Thus over the course of half a year, significant measures were put in place to help utilise the additional rainfall and help better the soil in a bid to feed more people.

The second issue that arose was handled by the junta. The civil war had led to massive displacements and violence. Cyrenaica needed to secure both its newly productive farmland and its reserves of oil. The junta ensured that all military units east of Sirte declared loyalty to the Benghazi government and, in a gamble, began putting up checkpoints on routes into their zone of control. Over 600 tanks were deployed to protect the southern flank of the region from the civil war and ensure no fighting reached the heart of the economy. As the fighting dragged on, many soldiers fleeing the west would defect and join the army in the east in a bid to avoid starvation and escape from the hellish conditions that had were now commonplace on the Tripolitan coast.

The army wouldn't be able to protect all its wells, however; indeed over the next few years it would lose over a third to the civil war being waged to the west from attacks by both the Gaddafi loyalists and the junta in Tripoli. Yet it would retain control over the rest, allowing it to maintain production and sell refined oil to Egypt in exchange for food.

It had become clear by late Summer that little desire remained to push westward and reclaim Tripoli. Instead, Hasan and his junta decided to take the final step in the course that they had been pursuing for a year. On September 2, 1984 - the day that he was supposed to have become king fifteen years ago - Hasan as-Senussi assumed the throne of Cyrenaica.

Oil and Grain[]

In 1988, Egypt launched an invasion of Israel. Israel responded with missiles that took out the leadership, decapitating the country and plunging Egypt into five years of fragmentation and collapse. This removed from the picture Cyrenaica's lone remaining customer for its petroleum. The years of unrest had greatly reduced the country's refining capacity, both its physical infrastructure and technical knowledge, so it could not even produce very much for domestic use. The oil industry atrophied, wells across the kingdom ceasing production. Any dream that the citizens had of building a modern economy seemed crushed by the realities of a post-nuclear world.
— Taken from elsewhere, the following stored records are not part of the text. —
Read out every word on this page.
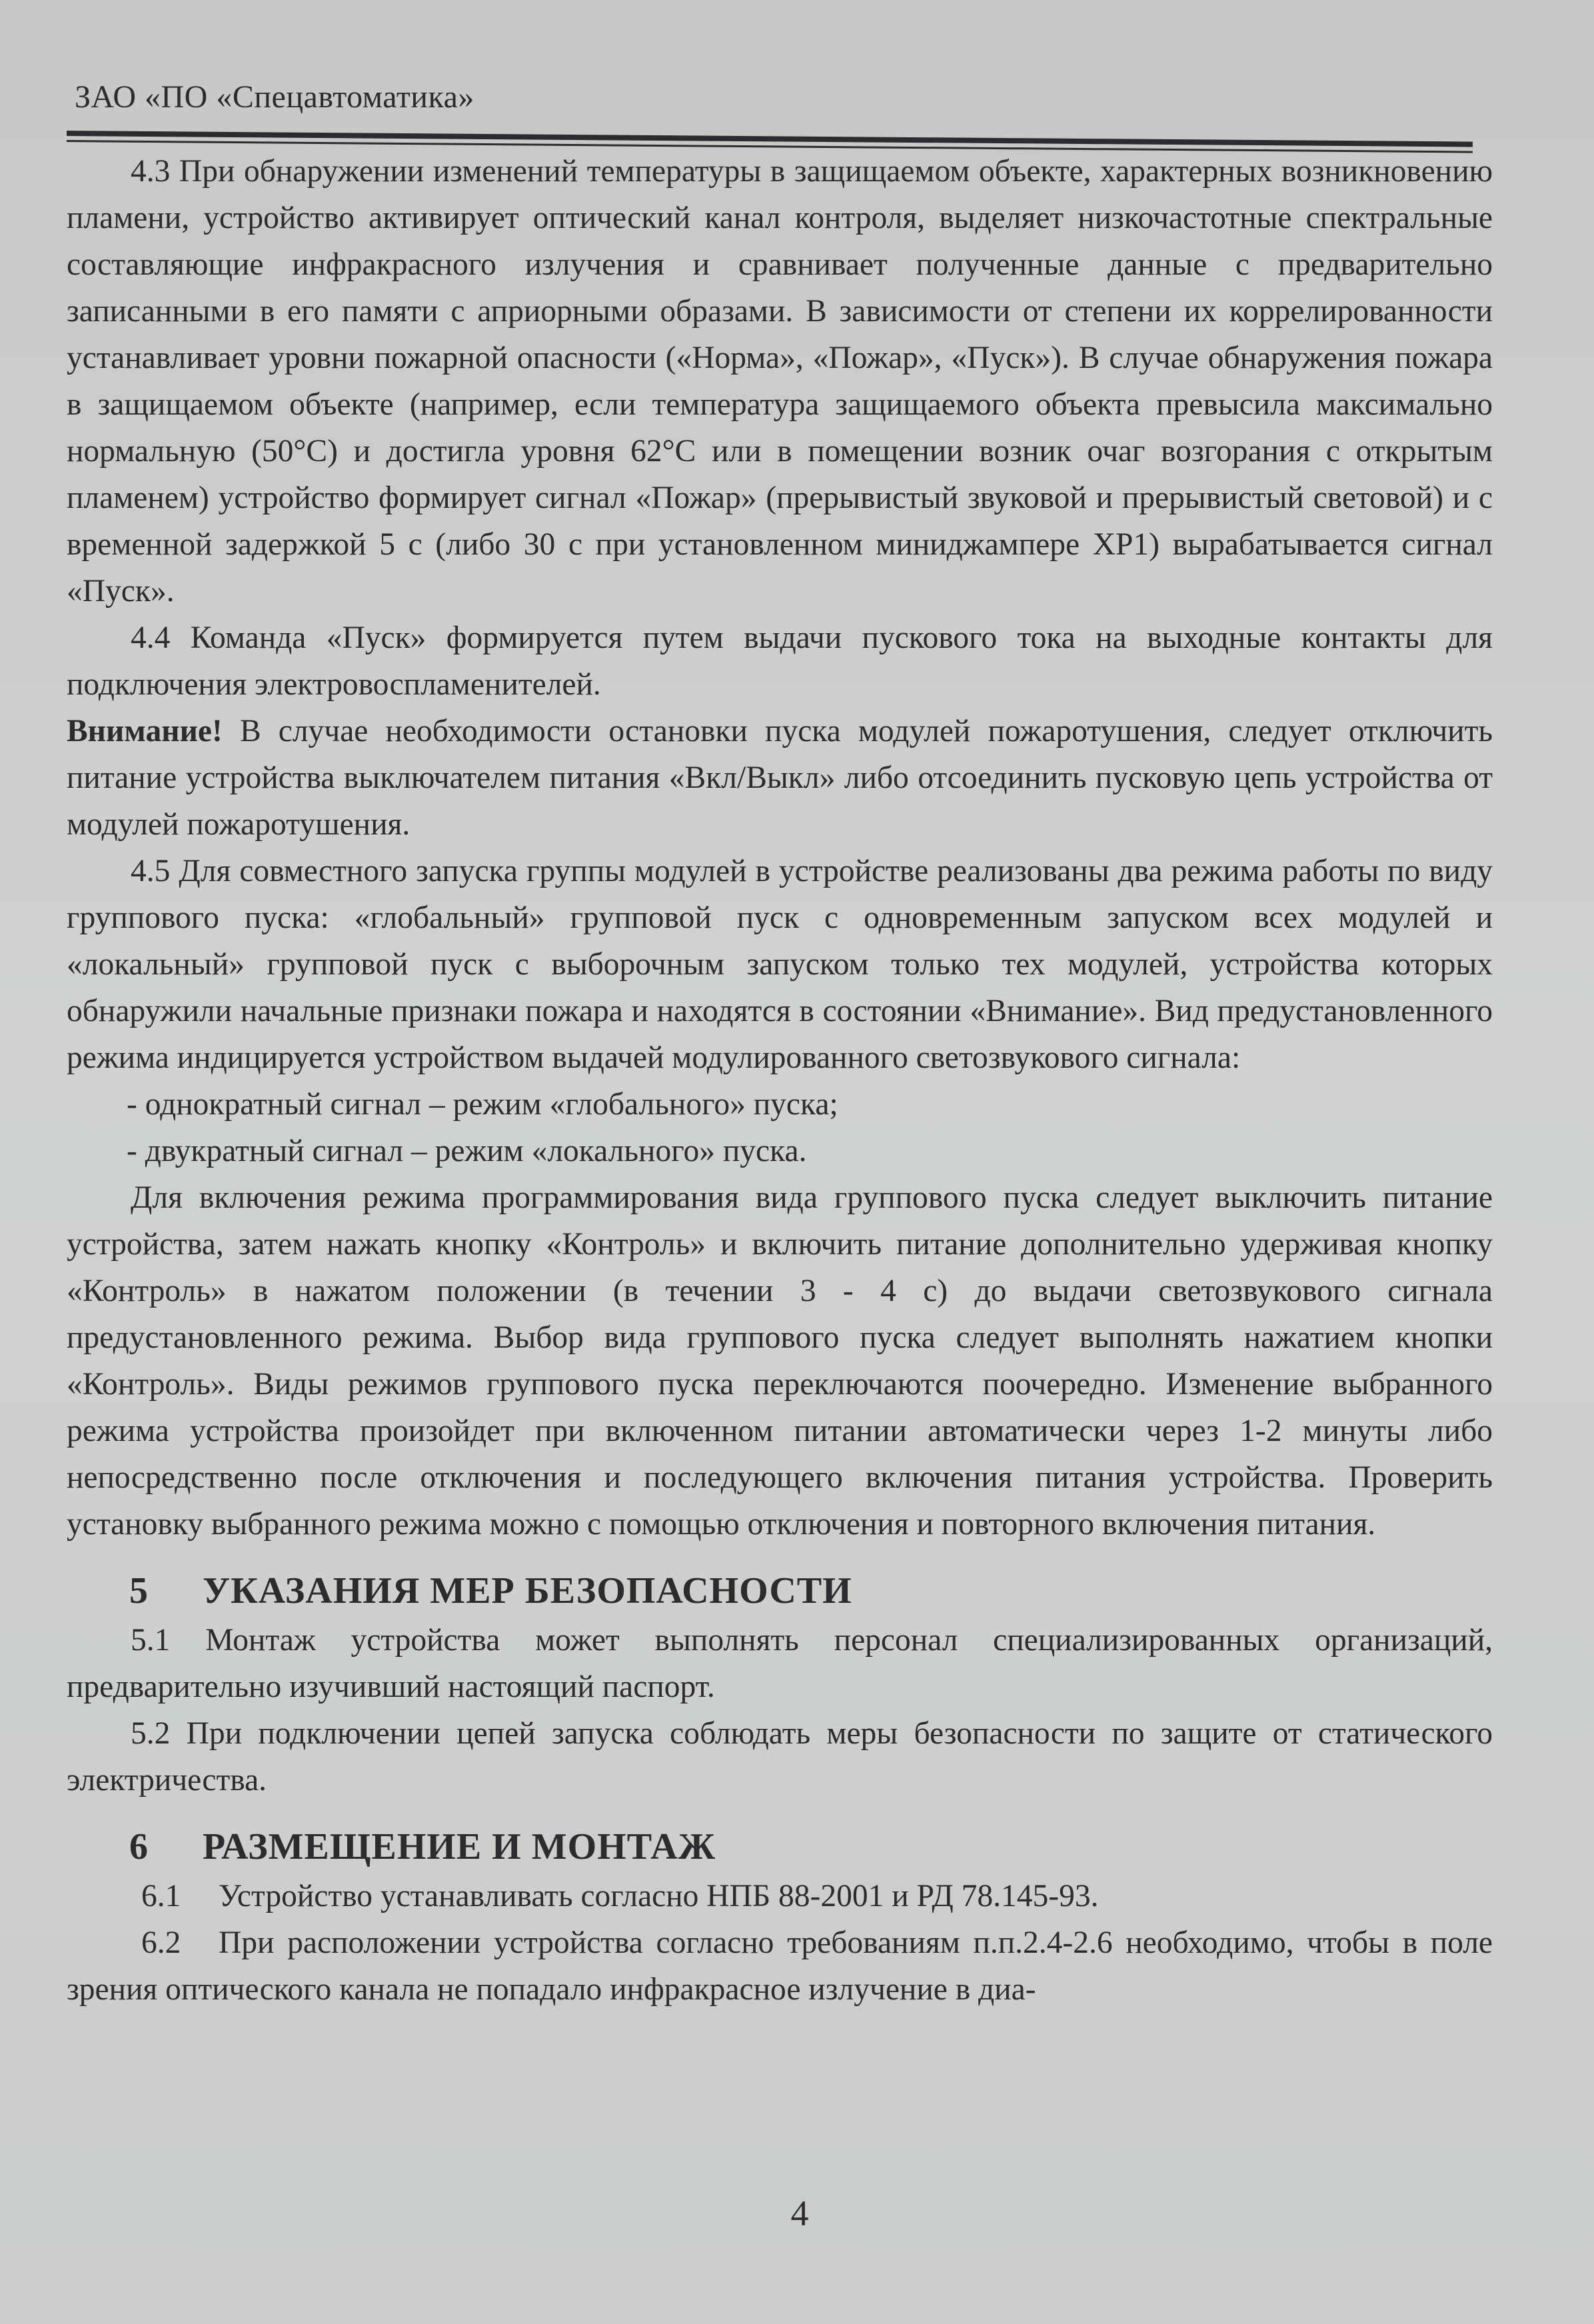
ЗАО «ПО «Спецавтоматика»

4.3 При обнаружении изменений температуры в защищаемом объекте, характерных возникновению пламени, устройство активирует оптический канал контроля, выделяет низкочастотные спектральные составляющие инфракрасного излучения и сравнивает полученные данные с предварительно записанными в его памяти с априорными образами. В зависимости от степени их коррелированности устанавливает уровни пожарной опасности («Норма», «Пожар», «Пуск»). В случае обнаружения пожара в защищаемом объекте (например, если температура защищаемого объекта превысила максимально нормальную (50°С) и достигла уровня 62°С или в помещении возник очаг возгорания с открытым пламенем) устройство формирует сигнал «Пожар» (прерывистый звуковой и прерывистый световой) и с временной задержкой 5 с (либо 30 с при установленном миниджампере XP1) вырабатывается сигнал «Пуск».

4.4 Команда «Пуск» формируется путем выдачи пускового тока на выходные контакты для подключения электровоспламенителей.

Внимание! В случае необходимости остановки пуска модулей пожаротушения, следует отключить питание устройства выключателем питания «Вкл/Выкл» либо отсоединить пусковую цепь устройства от модулей пожаротушения.

4.5 Для совместного запуска группы модулей в устройстве реализованы два режима работы по виду группового пуска: «глобальный» групповой пуск с одновременным запуском всех модулей и «локальный» групповой пуск с выборочным запуском только тех модулей, устройства которых обнаружили начальные признаки пожара и находятся в состоянии «Внимание». Вид предустановленного режима индицируется устройством выдачей модулированного светозвукового сигнала:

- однократный сигнал – режим «глобального» пуска;

- двукратный сигнал – режим «локального» пуска.

Для включения режима программирования вида группового пуска следует выключить питание устройства, затем нажать кнопку «Контроль» и включить питание дополнительно удерживая кнопку «Контроль» в нажатом положении (в течении 3 - 4 с) до выдачи светозвукового сигнала предустановленного режима. Выбор вида группового пуска следует выполнять нажатием кнопки «Контроль». Виды режимов группового пуска переключаются поочередно. Изменение выбранного режима устройства произойдет при включенном питании автоматически через 1-2 минуты либо непосредственно после отключения и последующего включения питания устройства. Проверить установку выбранного режима можно с помощью отключения и повторного включения питания.

5 УКАЗАНИЯ МЕР БЕЗОПАСНОСТИ

5.1 Монтаж устройства может выполнять персонал специализированных организаций, предварительно изучивший настоящий паспорт.

5.2 При подключении цепей запуска соблюдать меры безопасности по защите от статического электричества.

6 РАЗМЕЩЕНИЕ И МОНТАЖ

6.1 Устройство устанавливать согласно НПБ 88-2001 и РД 78.145-93.

6.2 При расположении устройства согласно требованиям п.п.2.4-2.6 необходимо, чтобы в поле зрения оптического канала не попадало инфракрасное излучение в диа-

4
However, the policies of agricultural self-sufficiency under Hasan and his son and successor Muhammad, together with the continued bounty of Cyrenaica's wetter climate, meant that there was lots of available work. Modern goods would not be available, but most of the people could at least have a job and enough food to survive. And the kingdom was stable, in fact one of the healthiest states in the entire Mediterranean.

In 1994, Greece took a major step toward reunification when the rival breakaway states agreed to form a confederation on equal terms with the Hellenic Republic. This put an end to the internal fighting that had marked post-1983 Greece, and the peace provided an opportunity for new trade and development. Greek firms and the government began to demand petroleum, and Cyrenaica was the obvious source. Starting in the late 90s, Cyrenaica accepted Greek investment into wells and refineries.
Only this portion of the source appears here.